Dr. Aye Maung, the chairman of Rakhine Nationalities Development Party (RNDP), said that his party would accept all the help and humanitarian aid that was provided to those affected by the sectarian violence in the region.

He stressed, however, that the RNDP objected to an OIC office in Arakan State capital Sittwe, and suggested that the group base its operations out of either Rangoon or Naypyidaw.

The 57-member OIC is a mostly Muslim bloc of nations which includes all the countries of the Middle East and North Africa, as well as Pakistan, Indonesia and Malaysia. It encompasses some 1.6 billion people worldwide.

The OIC signed an MoU with the Burmese government on Aug. 11 to permit the group to open an office for humanitarian purposes in Rangoon and Sittwe. A delegation from the OIC then traveled to Arakan State in September to inspect the aftermath of communal clashes between Muslims and Buddhists in the strife-torn region.

"NO OIC"

Approximately 200 women began demonstrating on Wednesday afternoon in central Sittwe wearing t-shirts with slogans reading “No OIC.” As the protest gained momentum, an estimated 300 more women joined in.

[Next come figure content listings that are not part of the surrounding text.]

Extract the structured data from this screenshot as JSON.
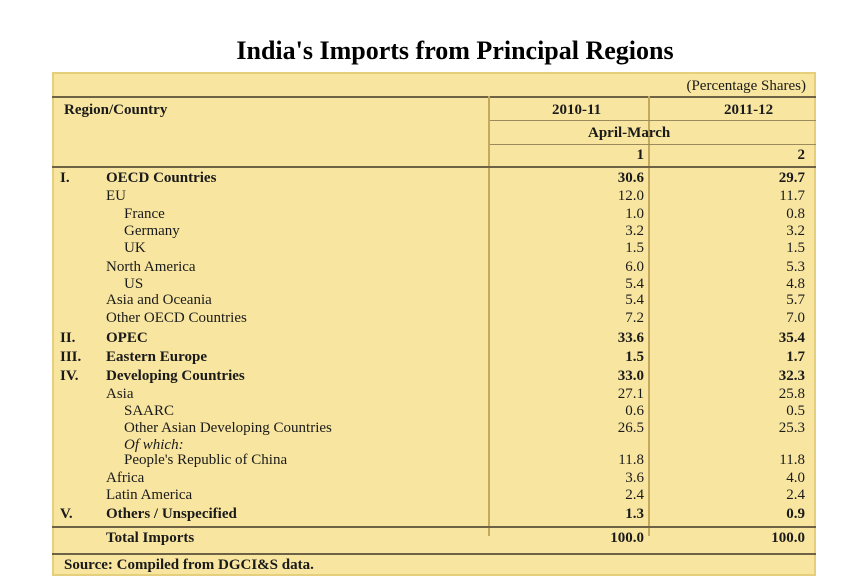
{
  "title": "India's Imports from Principal Regions",
  "unit_note": "(Percentage Shares)",
  "header": {
    "region_col": "Region/Country",
    "year1": "2010-11",
    "year2": "2011-12",
    "period": "April-March",
    "col1": "1",
    "col2": "2"
  },
  "rows": [
    {
      "num": "I.",
      "label": "OECD Countries",
      "v1": "30.6",
      "v2": "29.7"
    },
    {
      "num": "",
      "label": "EU",
      "v1": "12.0",
      "v2": "11.7"
    },
    {
      "num": "",
      "label": "France",
      "v1": "1.0",
      "v2": "0.8"
    },
    {
      "num": "",
      "label": "Germany",
      "v1": "3.2",
      "v2": "3.2"
    },
    {
      "num": "",
      "label": "UK",
      "v1": "1.5",
      "v2": "1.5"
    },
    {
      "num": "",
      "label": "North America",
      "v1": "6.0",
      "v2": "5.3"
    },
    {
      "num": "",
      "label": "US",
      "v1": "5.4",
      "v2": "4.8"
    },
    {
      "num": "",
      "label": "Asia and Oceania",
      "v1": "5.4",
      "v2": "5.7"
    },
    {
      "num": "",
      "label": "Other OECD Countries",
      "v1": "7.2",
      "v2": "7.0"
    },
    {
      "num": "II.",
      "label": "OPEC",
      "v1": "33.6",
      "v2": "35.4"
    },
    {
      "num": "III.",
      "label": "Eastern Europe",
      "v1": "1.5",
      "v2": "1.7"
    },
    {
      "num": "IV.",
      "label": "Developing Countries",
      "v1": "33.0",
      "v2": "32.3"
    },
    {
      "num": "",
      "label": "Asia",
      "v1": "27.1",
      "v2": "25.8"
    },
    {
      "num": "",
      "label": "SAARC",
      "v1": "0.6",
      "v2": "0.5"
    },
    {
      "num": "",
      "label": "Other Asian Developing Countries",
      "v1": "26.5",
      "v2": "25.3"
    },
    {
      "num": "",
      "label": "Of which:",
      "v1": "",
      "v2": ""
    },
    {
      "num": "",
      "label": "People's Republic of China",
      "v1": "11.8",
      "v2": "11.8"
    },
    {
      "num": "",
      "label": "Africa",
      "v1": "3.6",
      "v2": "4.0"
    },
    {
      "num": "",
      "label": "Latin America",
      "v1": "2.4",
      "v2": "2.4"
    },
    {
      "num": "V.",
      "label": "Others / Unspecified",
      "v1": "1.3",
      "v2": "0.9"
    },
    {
      "num": "",
      "label": "Total Imports",
      "v1": "100.0",
      "v2": "100.0"
    }
  ],
  "source": "Source: Compiled from DGCI&S data."
}
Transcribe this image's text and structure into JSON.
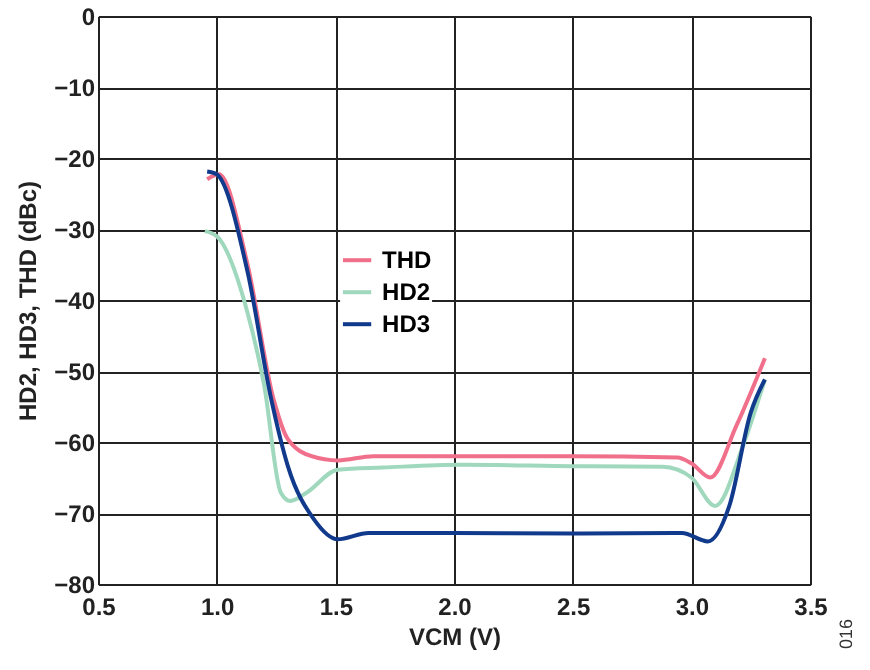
{
  "chart_data": {
    "type": "line",
    "xlabel": "VCM (V)",
    "ylabel": "HD2, HD3, THD (dBc)",
    "xlim": [
      0.5,
      3.5
    ],
    "xticks": [
      {
        "value": 0.5,
        "label": "0.5"
      },
      {
        "value": 1,
        "label": "1.0"
      },
      {
        "value": 1.5,
        "label": "1.5"
      },
      {
        "value": 2,
        "label": "2.0"
      },
      {
        "value": 2.5,
        "label": "2.5"
      },
      {
        "value": 3,
        "label": "3.0"
      },
      {
        "value": 3.5,
        "label": "3.5"
      }
    ],
    "ylim": [
      -80,
      0
    ],
    "yticks": [
      0,
      {
        "value": -10,
        "label": "−10"
      },
      {
        "value": -20,
        "label": "−20"
      },
      {
        "value": -30,
        "label": "−30"
      },
      {
        "value": -40,
        "label": "−40"
      },
      {
        "value": -50,
        "label": "−50"
      },
      {
        "value": -60,
        "label": "−60"
      },
      {
        "value": -70,
        "label": "−70"
      },
      {
        "value": -80,
        "label": "−80"
      }
    ],
    "grid": true,
    "legend": "center",
    "marker": "none",
    "line_style": "solid",
    "annotations": [
      "016"
    ],
    "series": [
      {
        "name": "THD",
        "color": "#f06f8a",
        "x": [
          0.96,
          1.01,
          1.13,
          1.24,
          1.3,
          1.4,
          1.51,
          1.66,
          2.0,
          2.5,
          2.94,
          3.0,
          3.08,
          3.19,
          3.31
        ],
        "values": [
          -23,
          -22.3,
          -35,
          -54,
          -59.6,
          -62,
          -62.6,
          -62,
          -62,
          -62,
          -62.2,
          -63,
          -65,
          -57.7,
          -48.2
        ]
      },
      {
        "name": "HD2",
        "color": "#9fd8bd",
        "x": [
          0.95,
          1.0,
          1.13,
          1.2,
          1.27,
          1.31,
          1.38,
          1.51,
          1.7,
          2.03,
          2.5,
          2.88,
          3.0,
          3.1,
          3.22,
          3.31
        ],
        "values": [
          -30.3,
          -31,
          -41.8,
          -52,
          -67.1,
          -68.3,
          -67.1,
          -63.9,
          -63.6,
          -63.2,
          -63.4,
          -63.5,
          -65,
          -69,
          -60.3,
          -51.2
        ]
      },
      {
        "name": "HD3",
        "color": "#123a8c",
        "x": [
          0.96,
          1.0,
          1.13,
          1.23,
          1.3,
          1.41,
          1.51,
          1.64,
          2.0,
          2.5,
          2.96,
          3.07,
          3.16,
          3.25,
          3.31
        ],
        "values": [
          -21.9,
          -22.3,
          -36,
          -54,
          -63.4,
          -70.9,
          -73.7,
          -72.8,
          -72.8,
          -72.9,
          -72.8,
          -74,
          -69,
          -55.9,
          -51.2
        ]
      }
    ]
  }
}
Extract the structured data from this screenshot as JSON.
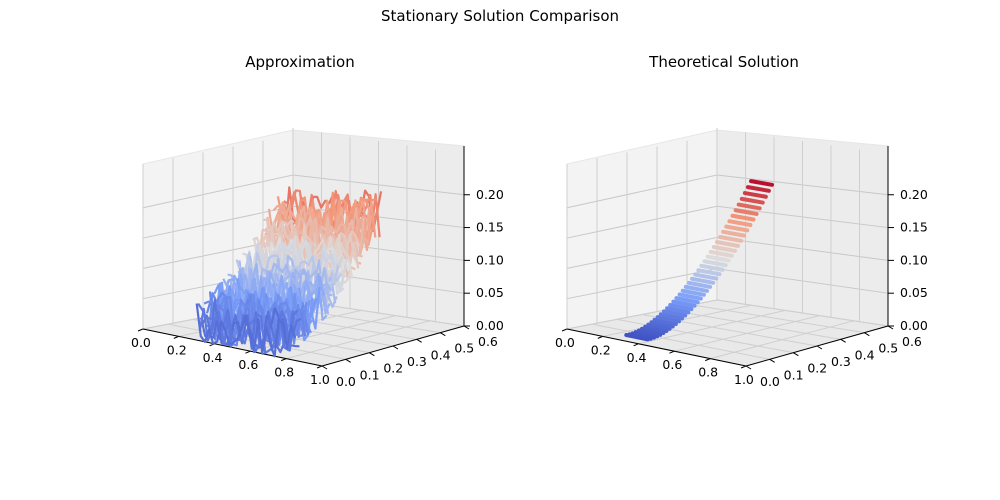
{
  "suptitle": "Stationary Solution Comparison",
  "colormap": "coolwarm",
  "colors": {
    "cool": "#3b4cc0",
    "neutral": "#dddddd",
    "warm": "#b40426"
  },
  "chart_data": [
    {
      "type": "surface3d",
      "title": "Approximation",
      "xlim": [
        0,
        1.0
      ],
      "ylim": [
        0,
        0.6
      ],
      "zlim": [
        0,
        0.24
      ],
      "x_ticks": [
        "0.0",
        "0.2",
        "0.4",
        "0.6",
        "0.8",
        "1.0"
      ],
      "y_ticks": [
        "0.0",
        "0.1",
        "0.2",
        "0.3",
        "0.4",
        "0.5",
        "0.6"
      ],
      "z_ticks": [
        "0.00",
        "0.05",
        "0.10",
        "0.15",
        "0.20"
      ],
      "grid": true,
      "surface": "noisy",
      "z_range_shown": [
        0,
        0.24
      ]
    },
    {
      "type": "surface3d",
      "title": "Theoretical Solution",
      "xlim": [
        0,
        1.0
      ],
      "ylim": [
        0,
        0.6
      ],
      "zlim": [
        0,
        0.24
      ],
      "x_ticks": [
        "0.0",
        "0.2",
        "0.4",
        "0.6",
        "0.8",
        "1.0"
      ],
      "y_ticks": [
        "0.0",
        "0.1",
        "0.2",
        "0.3",
        "0.4",
        "0.5",
        "0.6"
      ],
      "z_ticks": [
        "0.00",
        "0.05",
        "0.10",
        "0.15",
        "0.20"
      ],
      "grid": true,
      "surface": "smooth",
      "z_range_shown": [
        0,
        0.24
      ]
    }
  ]
}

“We are protesting because we heard that the OIC is coming to our country. We do not want them based here,” said protester Nyo Aye.

She told the Irrawaddy that the Buddhist women demonstrators supported the 1982 Citizenship Law, which fails to recognize the Rohingya as an indigenous ethnic group of Burma.

“The Bengali Muslims [Rohingyas] are illegal immigrants,” she said. “They should be sent to other countries.”